タミヤ純正ブラシに換えたら、上のグラフのとおり、あーら元どおり。もちろん、
ほとんどナラシが入っていないので、ナラシ後の新品時のコンディションには及んでいませんが、
ナラシを入れれば、ほとんど同じ状態に回復するでしょう。
(実線は5分程度の軽いナラシ後の状態、点線は全く同じモーターでブラシ交換直後の状態)
ナラシが重要なことは、ベンチテストをすると良く分かります。いやー、テスト回数を重ねるたびに
ブラシが調子良くなって、データがどんどん良くなるのですから(ある程度まで)!
ほんの数分、新品ブラシの入ったモーターを空転させて慣らすだけでも、パワーが5%程度も違ってくる
ことが、上のチャートからも見て取れるはずです。
(実線はアソシ製銀入りブラシ、点線はタミヤ純正ブラシ、いずれも交換後5分程度のナラシ後)

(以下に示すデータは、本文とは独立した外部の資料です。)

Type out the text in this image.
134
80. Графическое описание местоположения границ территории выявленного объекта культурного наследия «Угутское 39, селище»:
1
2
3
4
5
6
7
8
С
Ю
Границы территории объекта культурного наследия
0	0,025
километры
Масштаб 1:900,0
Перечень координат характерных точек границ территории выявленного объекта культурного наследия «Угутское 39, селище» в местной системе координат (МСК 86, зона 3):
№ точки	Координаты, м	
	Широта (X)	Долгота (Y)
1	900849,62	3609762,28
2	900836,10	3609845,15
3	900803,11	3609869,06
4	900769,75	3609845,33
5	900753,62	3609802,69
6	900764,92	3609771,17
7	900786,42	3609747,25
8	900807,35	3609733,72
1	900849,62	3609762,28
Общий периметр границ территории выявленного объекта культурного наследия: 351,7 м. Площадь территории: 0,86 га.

ついでに、いったいタミヤのブラシはどれ程のもんなんだい? と思ったので、
手持ちのアソシ製銀入りブラシ(型番MR−056)と比較してみたのがこのグラフです。
むむむ、ほとんど変わらない! ・・・強いて挙げれば、アソシノ方がrpmは伸びるけど、
効率やパワーの面ではタミヤに分がある。でも、この辺の水準までくれば、実際にはどちらを
使ってもほとんど結果に表れるような差は出ないと思います。
どっちみち、タミヤレースには「M」または「T」マーク入りのブラシしか使えないんですから、
以上の考察はあまりイミないんですけどね!
(注:今回使用したタミヤブラシはMマークです。MとTの違いについては、Tタイプが補修用として
流通していないため(モーター組み込み専用品)、とりあえず今後の研究課題とします)
(12/11/99追加)
その後、ある筋から聞いたところでは、「M」マークのブラシは、
97年前後のJMRCAレースで一世を風靡した、「もともとMAXTECモーター向けとしてOEMされたブラシ」を
流用したものなんだそうで、JMで活躍されている方なら見慣れたモノなんだそうで。
タミヤしかやってない筆者は目からウロコでした。な〜んだ、MAXTECのMだったのか。
当初、Mチューンモーターからこのブラシが入るようになったので、
「MチューンのMか?」と思いきや、
ダイナランストックにもMブラシが入るようになり、
「ははあ、シンナゴヤ製を区別するためのものなのか?」(でも、それならSとかだろ?)
・・・と思っていたので、意外な答えでした。
TとMは材質は同じだそうです。MAXTECが新材料のブラシに移行したのと、
「純正ブラシのみタミヤGP使用可」としたレギュレーション運用の変更で、タミヤ向けの数量が
まとまってきたこともあり、「T」という刻印入りの型を新たに起こしたのが真相のようです。
真の日本一を争う(ワールドチャンプ正美クンがいるので実質、世界一を争っているわけですが)
JMRCAレース用に開発されたブラシですから、性能が悪かろうはずもありません。しかしながら、
今では他のモーターメーカーはさらに洗練された材質のブラシ採用へ動いているわけですから、
このブラシ材質はもう既にやや「古い」わけです。でも、タミヤレースには十分な性能ですよね!
むやみな改良はいらないので、とにかく量産して安く提供して欲しいものです。これがユーザーの本音。